Long time follower, first time comment. THANK YOU for your pioneering work in Access to Justice. I am a strong proponent of navigators and want to help in any way. My sphere of influence is the faith-based world. While I focus on Christians, I intentionally work with all faiths particularly Jews and Muslims. Wanted to make you aware of unique work being done by the Tennessee Access to Justice Commission which is holding the first faith based summit on access to justice this Monday at Lipscomb University. This is another untapped resource in our country by engaging places of faith in support, volunteers, and encouragement of private attorneys in getting more engaged.
I am one of the presenters along with Paul Monteiro whio is on staff with the White House in the Faith Based Initiatives arena. I am leading a workshop at the Equal Justice Conference on Restoring Faith in Justice which is a panel with Bet Tzedek (a great Jewish organization), CAIRN (a wonderful muslim organization) and Neighborhood Christian Legal Clinic (a Christian organization). I saw you are at the conference as well and hope to meet you. Keep up the great work. Whether we might agree on matters of faith or not, I want you to know I am praying for your cancer. You are deeply appreciated.
It is a mistake to believe that a lower hourly fee, regardless of whether the service is provided by a lawyer or someone else, is a solution to the affordability of legal services. If Service Provider X charges $200/hour and finishes the job in two hours and Service Provider Y charges $40/hour and takes 11 hours to do the job, the client actually pays more. We need to work on the expansion of the many options for compensation that lawyers are now providing. We don’t hear critics complaining about the “affordability” of contingency fees, which could be used for legal services far beyond personal injury. We don’t hear people complain about shifted fees, which are available to tenants and consumer issues in some jurisdictions. Lawyers are experimenting with set fees, for example for incremental aspects of unbundled services.

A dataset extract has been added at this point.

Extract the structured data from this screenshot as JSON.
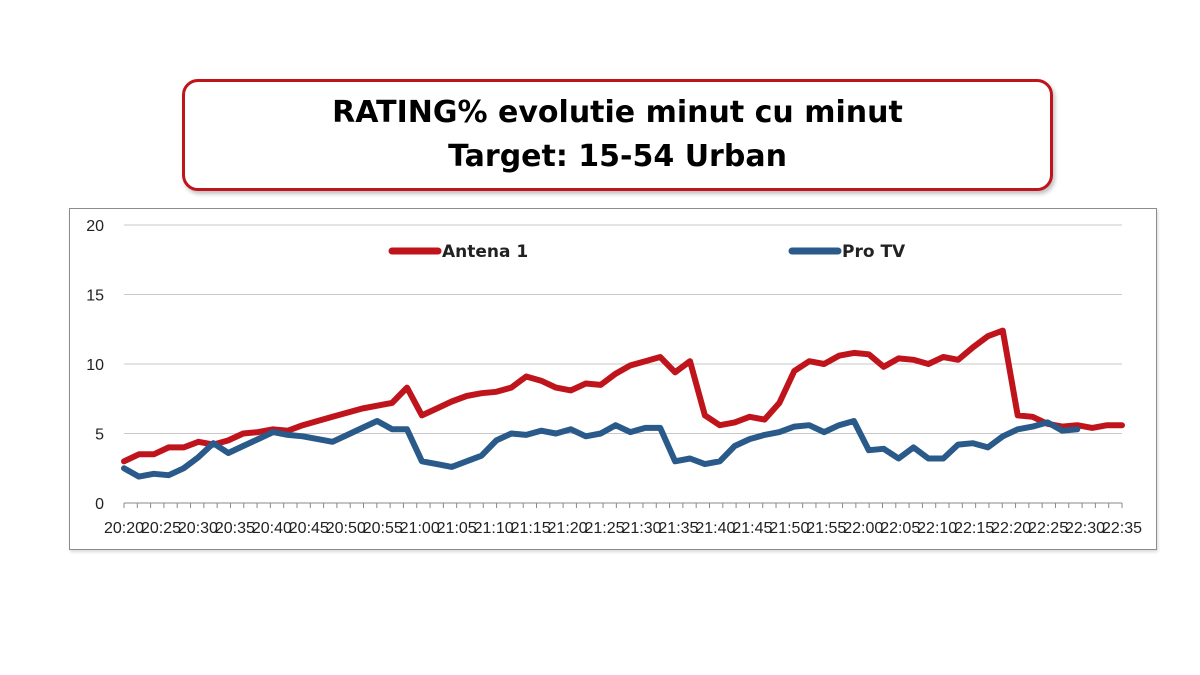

Two things happen when we focus on the billable hour for personal legal services. First, we rob the potential client of making a determination of whether the services is of value to him or her. Cost + outcome = value. If the person has no basis to determine the ultimate cost, they cannot determine whether the service is worth it. This may be more of a reason for the proliferation of self-representation than the presumption that the services are unaffordable. Second, the focus on the billable hour makes it too easy to advance a mythology that personal legal services in general are unaffordable and therefor the solution is not alternative billing methods by lawyers, but alternative legal service providers. To that extent, both the conversation and the alternatives are misdirected.